“I have a real good feeling in my heart that the spacecraft will bring us home, no problem.”
Two NASA astronauts who have been aboard the ISS for more than a month say they’re certain their Boeing Starliner craft will safely return them to Earth https://t.co/AEAlO90pIh pic.twitter.com/GrEyufwhAl
— Bloomberg (@business) July 10, 2024
I don’t think anyone cares if that Indian woman dies in space.
Probably, some people are thinking that was the plan – get that bitch off the earth.
Two Nasa astronauts from Boeing’s troubled Starliner capsule might have to remain in space until the middle of August as engineers continue to work through technical problems that prevented their return in June.
Sunita Williams and Butch Wilmore have been aboard the international space station (ISS) since 6 June after the first crewed docking of the next-generation spacecraft.

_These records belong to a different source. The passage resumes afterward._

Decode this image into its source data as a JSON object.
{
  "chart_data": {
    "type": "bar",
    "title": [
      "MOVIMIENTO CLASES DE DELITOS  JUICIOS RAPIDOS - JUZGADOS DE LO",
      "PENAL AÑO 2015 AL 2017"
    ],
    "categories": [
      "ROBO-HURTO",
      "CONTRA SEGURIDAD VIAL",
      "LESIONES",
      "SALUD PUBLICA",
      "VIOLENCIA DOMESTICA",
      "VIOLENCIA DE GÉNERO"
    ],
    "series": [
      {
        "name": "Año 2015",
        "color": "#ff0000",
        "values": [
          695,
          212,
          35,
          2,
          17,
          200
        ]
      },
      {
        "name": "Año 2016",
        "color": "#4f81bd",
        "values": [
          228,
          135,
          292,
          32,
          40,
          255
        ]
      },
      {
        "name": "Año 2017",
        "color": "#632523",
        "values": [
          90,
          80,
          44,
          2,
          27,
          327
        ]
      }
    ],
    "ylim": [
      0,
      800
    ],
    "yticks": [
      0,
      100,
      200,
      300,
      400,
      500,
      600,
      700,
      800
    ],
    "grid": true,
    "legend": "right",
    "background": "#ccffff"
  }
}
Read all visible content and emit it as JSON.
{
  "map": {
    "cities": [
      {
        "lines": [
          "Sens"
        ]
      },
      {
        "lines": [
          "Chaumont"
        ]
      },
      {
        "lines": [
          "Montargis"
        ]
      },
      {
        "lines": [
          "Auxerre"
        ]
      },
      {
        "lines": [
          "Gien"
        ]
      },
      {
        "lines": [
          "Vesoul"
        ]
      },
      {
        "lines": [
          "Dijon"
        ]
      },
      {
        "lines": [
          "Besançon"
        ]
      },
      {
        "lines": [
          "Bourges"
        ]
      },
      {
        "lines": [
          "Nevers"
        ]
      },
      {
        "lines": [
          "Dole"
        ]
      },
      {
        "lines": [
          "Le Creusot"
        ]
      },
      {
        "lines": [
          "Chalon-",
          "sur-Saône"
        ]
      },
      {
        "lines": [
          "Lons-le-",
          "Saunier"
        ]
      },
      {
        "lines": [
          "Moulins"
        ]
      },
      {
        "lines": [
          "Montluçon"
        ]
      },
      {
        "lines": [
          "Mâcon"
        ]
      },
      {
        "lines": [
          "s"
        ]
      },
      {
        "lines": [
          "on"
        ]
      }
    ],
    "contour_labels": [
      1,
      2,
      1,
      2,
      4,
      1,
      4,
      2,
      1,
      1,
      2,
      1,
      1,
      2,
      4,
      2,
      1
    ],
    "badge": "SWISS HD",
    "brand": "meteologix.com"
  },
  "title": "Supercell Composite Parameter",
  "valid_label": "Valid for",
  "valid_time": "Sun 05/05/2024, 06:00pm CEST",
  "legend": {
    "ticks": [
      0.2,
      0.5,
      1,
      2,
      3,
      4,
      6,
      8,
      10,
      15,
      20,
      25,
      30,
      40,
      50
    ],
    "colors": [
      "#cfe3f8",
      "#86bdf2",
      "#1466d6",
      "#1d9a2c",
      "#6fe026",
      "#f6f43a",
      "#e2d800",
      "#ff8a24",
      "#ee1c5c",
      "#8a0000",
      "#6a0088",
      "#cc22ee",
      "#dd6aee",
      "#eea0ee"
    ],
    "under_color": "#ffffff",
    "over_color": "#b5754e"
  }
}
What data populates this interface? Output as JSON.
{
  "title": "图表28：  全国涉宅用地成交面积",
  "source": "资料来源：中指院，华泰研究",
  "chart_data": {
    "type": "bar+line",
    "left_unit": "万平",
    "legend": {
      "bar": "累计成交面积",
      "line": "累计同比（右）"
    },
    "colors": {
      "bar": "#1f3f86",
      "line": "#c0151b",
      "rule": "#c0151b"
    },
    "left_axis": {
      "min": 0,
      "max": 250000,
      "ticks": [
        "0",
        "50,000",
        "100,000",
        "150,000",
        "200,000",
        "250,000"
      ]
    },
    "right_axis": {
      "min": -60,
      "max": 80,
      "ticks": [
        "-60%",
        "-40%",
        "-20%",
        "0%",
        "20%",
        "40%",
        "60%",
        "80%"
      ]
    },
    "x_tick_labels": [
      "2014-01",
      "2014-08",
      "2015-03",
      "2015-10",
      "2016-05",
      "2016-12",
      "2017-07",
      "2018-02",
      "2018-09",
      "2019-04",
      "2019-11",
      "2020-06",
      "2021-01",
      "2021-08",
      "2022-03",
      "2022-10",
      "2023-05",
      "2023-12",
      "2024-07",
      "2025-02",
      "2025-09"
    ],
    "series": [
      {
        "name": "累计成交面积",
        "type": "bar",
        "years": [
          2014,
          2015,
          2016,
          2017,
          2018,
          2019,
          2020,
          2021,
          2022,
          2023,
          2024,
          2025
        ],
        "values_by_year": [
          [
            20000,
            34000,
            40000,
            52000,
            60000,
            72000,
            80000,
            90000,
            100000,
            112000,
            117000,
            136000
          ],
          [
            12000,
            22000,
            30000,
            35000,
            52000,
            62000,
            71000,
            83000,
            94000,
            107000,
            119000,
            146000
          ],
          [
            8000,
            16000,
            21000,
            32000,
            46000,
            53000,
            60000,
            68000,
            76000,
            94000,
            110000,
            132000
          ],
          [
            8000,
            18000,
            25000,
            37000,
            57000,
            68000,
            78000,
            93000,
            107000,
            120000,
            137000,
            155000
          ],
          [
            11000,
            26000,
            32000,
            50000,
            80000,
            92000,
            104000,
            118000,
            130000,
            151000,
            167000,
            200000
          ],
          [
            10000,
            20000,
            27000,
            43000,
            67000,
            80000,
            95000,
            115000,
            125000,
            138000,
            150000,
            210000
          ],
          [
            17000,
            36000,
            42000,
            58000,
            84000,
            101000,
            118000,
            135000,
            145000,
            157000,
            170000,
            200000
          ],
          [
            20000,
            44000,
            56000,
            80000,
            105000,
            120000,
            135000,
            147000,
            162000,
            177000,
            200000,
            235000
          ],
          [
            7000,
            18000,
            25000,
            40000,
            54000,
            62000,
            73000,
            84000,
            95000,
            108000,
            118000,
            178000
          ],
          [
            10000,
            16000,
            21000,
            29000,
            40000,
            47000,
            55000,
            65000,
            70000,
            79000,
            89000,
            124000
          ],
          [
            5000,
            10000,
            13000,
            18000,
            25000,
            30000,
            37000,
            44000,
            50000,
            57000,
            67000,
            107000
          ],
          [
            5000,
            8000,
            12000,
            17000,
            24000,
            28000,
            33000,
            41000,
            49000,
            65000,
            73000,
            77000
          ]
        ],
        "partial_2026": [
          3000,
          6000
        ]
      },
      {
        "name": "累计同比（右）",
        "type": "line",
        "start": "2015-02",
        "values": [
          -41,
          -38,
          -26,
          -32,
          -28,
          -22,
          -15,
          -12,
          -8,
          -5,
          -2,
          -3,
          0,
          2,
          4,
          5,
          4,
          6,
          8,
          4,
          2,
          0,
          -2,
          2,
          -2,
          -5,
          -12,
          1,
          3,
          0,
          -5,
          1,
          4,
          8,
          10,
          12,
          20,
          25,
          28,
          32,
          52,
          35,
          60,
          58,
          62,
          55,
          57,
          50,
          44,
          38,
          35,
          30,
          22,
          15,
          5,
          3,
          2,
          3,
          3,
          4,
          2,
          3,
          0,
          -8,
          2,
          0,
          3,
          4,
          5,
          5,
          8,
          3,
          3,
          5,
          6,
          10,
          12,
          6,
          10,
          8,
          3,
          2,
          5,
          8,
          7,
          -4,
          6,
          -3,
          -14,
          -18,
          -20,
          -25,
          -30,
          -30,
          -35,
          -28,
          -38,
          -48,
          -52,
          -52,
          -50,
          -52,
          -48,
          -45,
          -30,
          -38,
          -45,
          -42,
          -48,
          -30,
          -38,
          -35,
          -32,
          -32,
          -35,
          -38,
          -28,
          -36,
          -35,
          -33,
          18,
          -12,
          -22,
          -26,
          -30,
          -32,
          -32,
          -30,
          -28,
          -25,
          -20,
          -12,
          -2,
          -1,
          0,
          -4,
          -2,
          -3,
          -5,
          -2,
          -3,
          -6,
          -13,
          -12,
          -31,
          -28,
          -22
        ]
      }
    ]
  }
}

The test mission was scheduled to last about a week, but Starliner’s undocking was delayed several times as faulty thrusters and then a series of small helium leaks raised safety concerns.
On Wednesday, Nasa announced that it was still performing tests to ensure the capsule would perform as expected, and although the space agency was confident the craft would be safe for an emergency evacuation, mission managers were not yet ready to schedule its departure.
“Some of the data suggests optimistically, maybe it’s by the end of July, but we’ll just follow the data each step at a time,” Steve Stich, Nasa’s commercial crew program manager, said at a lunchtime press conference.
Mark Nappi, vice-president and program manager of Boeing’s commercial crew program, told reporters that he was confident the Starliner program would emerge stronger because of the issues.
“All this information is going to go in a big bucket, and all the engineers are going to review it and try to see if it doesn’t point to root cause or point to some additional testing that we can do in the future to eliminate this problem once and for all,” he said.
Although Boeing’s space operations are separate from its aviation wing, the ongoing problems with Starliner have added to the company’s recent public relations crisis, sparked by the crash of two 737 Max airliners and a number of other safety related incidents.
Despite being years behind schedule and more than $1.5bn over budget when it launched from Florida on 5 June, Starliner was intended to restore some of the company’s lost luster and offer Nasa a second private commercial crew alternative for the transportation of astronauts in lower earth orbit to SpaceX’s Dragon capsule.
This isn’t that big of a disaster for Boeing.
No one knows about spaceships and they don’t care about them.
I can’t think of anything I care about less than spaceships.
Boeing’s big trouble is going to come when one of their commercial jets crashes and hundreds of people die.
They never should have hired all those women and black people.